L’Union européenne et le Japon ont annoncé le 6 juillet un accord de principe sur un ambitieux traité de libre-échange qu’ils négocient depuis plus de quatre ans, lors d’un sommet à Bruxelles.
« Nous avons abouti aujourd’hui à un accord de principe [en faveur] d’un Accord de partenariat économique », a déclaré le président de la Commission européenne Jean-Claude Juncker le 6 juillet lors d’une conférence de presse commune avec le président du Conseil européen Donald Tusk et le Premier ministre nippon Shinzo Abe, réunis en sommet à Bruxelles.
Le chemin est encore long
La route vers un traité commercial définitif est encore longue, sans doute plusieurs mois, mais en parvenant à cet accord politique, Européens et Japonais officialisent leur entente sur la plupart des sujets importants.
« Nous envoyons ensemble un signal fort au monde en faveur d’un commerce ouvert et équitable. Pour nous, il n’y a pas de protection dans le protectionnisme », a poursuivi Jean-Claude Juncker.
Le message de l’UE et du Japon vise principalement le président américain Donald Trump, dont la politique protectionniste inquiète ses partenaires.
Les deux parties ont d’ailleurs mis les bouchées doubles ces dernières semaines pour parvenir à cet accord avant le G20 des 7 et 8 juillet à Hambourg, en Allemagne, auquel participera le 45e président des États-Unis.
Dès son arrivée au pouvoir en janvier, le président américain avait retiré son pays du Traité transpacifique (TPP) signé avec 11 pays de la région Asie-Pacifique, dont le Japon, la troisième puissance économique mondiale. Il s’était ainsi montré cohérent avec sa volonté de favoriser en premier lieu l’Amérique, exprimée durant la campagne présidentielle.
Les Japonais s’étaient alors recentrés sur les négociations avec l’UE, au point d’en faire une priorité.
« Nous avons été capables de manifester une forte volonté politique afin que l’UE et le Japon hissent haut le drapeau du libre-échange », s’est félicité le Premier ministre japonais Shinzo Abe.
Des chiffres impressionnants
Négocié depuis mars 2013 dans une quasi-indifférence, le JEFTA (Japan-EU free trade agreement) pèsera lourd : l’UE est le troisième partenaire commercial du Japon, tandis que le Japon et ses 127 millions d’habitants arrive en sixième position pour le Vieux Continent.

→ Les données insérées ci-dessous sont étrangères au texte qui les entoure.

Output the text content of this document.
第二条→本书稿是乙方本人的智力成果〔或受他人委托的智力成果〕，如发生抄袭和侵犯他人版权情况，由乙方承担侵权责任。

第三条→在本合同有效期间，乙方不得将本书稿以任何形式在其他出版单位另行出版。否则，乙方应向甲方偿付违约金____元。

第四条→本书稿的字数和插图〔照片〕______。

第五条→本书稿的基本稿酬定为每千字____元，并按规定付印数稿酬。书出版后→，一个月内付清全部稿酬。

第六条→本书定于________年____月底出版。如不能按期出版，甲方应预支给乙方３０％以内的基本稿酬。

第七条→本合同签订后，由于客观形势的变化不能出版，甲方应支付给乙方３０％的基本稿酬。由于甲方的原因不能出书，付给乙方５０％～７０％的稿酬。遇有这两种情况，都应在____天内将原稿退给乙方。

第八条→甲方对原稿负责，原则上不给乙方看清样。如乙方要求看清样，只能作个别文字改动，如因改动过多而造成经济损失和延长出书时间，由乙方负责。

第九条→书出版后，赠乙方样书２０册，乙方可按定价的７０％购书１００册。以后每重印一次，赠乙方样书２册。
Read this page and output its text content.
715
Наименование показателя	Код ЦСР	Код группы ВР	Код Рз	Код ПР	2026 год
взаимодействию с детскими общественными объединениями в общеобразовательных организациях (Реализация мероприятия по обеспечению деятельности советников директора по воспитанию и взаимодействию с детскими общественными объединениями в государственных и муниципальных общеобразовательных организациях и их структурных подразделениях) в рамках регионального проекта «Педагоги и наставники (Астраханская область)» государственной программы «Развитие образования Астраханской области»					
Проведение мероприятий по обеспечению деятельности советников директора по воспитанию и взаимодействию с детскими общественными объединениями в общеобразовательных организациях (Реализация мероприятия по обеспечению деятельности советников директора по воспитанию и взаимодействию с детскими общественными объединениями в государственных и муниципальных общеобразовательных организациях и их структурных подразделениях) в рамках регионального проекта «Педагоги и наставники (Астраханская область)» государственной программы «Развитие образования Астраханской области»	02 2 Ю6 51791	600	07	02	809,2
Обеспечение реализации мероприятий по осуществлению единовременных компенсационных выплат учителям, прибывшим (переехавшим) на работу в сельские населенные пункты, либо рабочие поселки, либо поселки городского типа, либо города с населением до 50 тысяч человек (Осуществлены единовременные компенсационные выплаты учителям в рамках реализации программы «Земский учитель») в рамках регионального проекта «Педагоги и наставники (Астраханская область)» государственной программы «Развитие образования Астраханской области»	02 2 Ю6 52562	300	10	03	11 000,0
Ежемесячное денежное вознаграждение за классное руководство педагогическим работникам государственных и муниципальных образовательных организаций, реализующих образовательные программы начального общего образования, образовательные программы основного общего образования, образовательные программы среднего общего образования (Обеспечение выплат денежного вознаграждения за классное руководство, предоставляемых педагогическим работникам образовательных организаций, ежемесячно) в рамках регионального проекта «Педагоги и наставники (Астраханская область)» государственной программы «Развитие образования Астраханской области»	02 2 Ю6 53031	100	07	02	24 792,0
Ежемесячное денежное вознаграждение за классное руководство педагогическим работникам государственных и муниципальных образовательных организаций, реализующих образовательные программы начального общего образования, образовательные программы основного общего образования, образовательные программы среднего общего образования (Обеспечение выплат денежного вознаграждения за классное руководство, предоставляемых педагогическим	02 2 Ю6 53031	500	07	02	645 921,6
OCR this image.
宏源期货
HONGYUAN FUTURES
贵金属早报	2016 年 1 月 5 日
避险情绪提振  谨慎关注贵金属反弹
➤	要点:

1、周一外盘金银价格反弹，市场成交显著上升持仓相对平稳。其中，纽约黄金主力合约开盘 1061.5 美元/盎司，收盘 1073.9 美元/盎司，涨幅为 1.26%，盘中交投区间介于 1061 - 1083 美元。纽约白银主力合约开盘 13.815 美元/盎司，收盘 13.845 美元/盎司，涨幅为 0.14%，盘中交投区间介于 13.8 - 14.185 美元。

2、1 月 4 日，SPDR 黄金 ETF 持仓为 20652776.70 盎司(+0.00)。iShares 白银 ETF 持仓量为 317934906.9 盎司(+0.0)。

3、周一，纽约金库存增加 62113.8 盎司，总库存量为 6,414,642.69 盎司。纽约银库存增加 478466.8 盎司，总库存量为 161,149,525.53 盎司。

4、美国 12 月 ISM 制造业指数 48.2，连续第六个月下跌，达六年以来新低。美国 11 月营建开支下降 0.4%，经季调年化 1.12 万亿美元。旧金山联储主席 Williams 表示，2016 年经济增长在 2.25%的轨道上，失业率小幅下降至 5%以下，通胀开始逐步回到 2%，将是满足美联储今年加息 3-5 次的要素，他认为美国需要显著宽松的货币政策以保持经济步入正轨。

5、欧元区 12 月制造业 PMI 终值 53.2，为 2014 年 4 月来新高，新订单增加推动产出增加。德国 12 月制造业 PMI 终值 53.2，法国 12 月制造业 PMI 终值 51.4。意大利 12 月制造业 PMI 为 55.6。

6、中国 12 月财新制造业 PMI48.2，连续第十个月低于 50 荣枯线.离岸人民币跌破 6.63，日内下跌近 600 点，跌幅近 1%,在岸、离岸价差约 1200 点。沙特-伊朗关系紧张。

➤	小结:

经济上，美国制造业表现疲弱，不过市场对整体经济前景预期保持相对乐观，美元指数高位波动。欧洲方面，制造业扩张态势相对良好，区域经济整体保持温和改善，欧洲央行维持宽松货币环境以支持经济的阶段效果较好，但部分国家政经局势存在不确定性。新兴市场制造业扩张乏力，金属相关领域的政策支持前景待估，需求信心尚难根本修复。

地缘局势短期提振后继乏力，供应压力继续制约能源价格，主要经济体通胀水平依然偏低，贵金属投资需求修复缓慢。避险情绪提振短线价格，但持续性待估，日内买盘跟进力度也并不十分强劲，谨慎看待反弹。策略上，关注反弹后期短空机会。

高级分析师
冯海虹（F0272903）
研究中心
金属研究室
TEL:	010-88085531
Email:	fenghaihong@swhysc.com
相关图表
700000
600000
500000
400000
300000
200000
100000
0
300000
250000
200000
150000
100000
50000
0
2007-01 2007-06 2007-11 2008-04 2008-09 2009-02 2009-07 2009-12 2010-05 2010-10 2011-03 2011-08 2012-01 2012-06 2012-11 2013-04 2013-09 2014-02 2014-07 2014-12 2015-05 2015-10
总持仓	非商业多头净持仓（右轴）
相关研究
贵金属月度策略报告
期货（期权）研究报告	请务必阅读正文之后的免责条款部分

Des voix ont commencé à s’élever, notamment de la part d’ONG comme Greenpeace, depuis l’intensification des pourparlers pour dénoncer des négociations menées « derrière des portes closes ».
Selon une source européenne, le texte final couvrira « 99 % des échanges » entre les deux puissances.
Côté européen, le secteur agroalimentaire sort « grand vainqueur » des négociations : « Zéro droit de douane pour presque tous les produits alimentaires », selon cette même source.
Les deux parties ont bataillé jusqu’à la dernière minute pour parvenir à un compromis sur la question sensible des produits laitiers, et notamment des fromages importés des pays de l’UE, soumis à des taxes très élevées au Japon. Les détails sont, pour le moment, inconnus.
« Pour nos agriculteurs, c’est une grande chance d’arriver à pénétrer un marché avec un grand pouvoir d’achat, où l’on apprécie nos vins européens » et sur lequel « plus de 200 produits régionaux » seront protégés, a résumé Jean-Claude Juncker dans une tribune publiée le 6 juillet dans un quotidien allemand.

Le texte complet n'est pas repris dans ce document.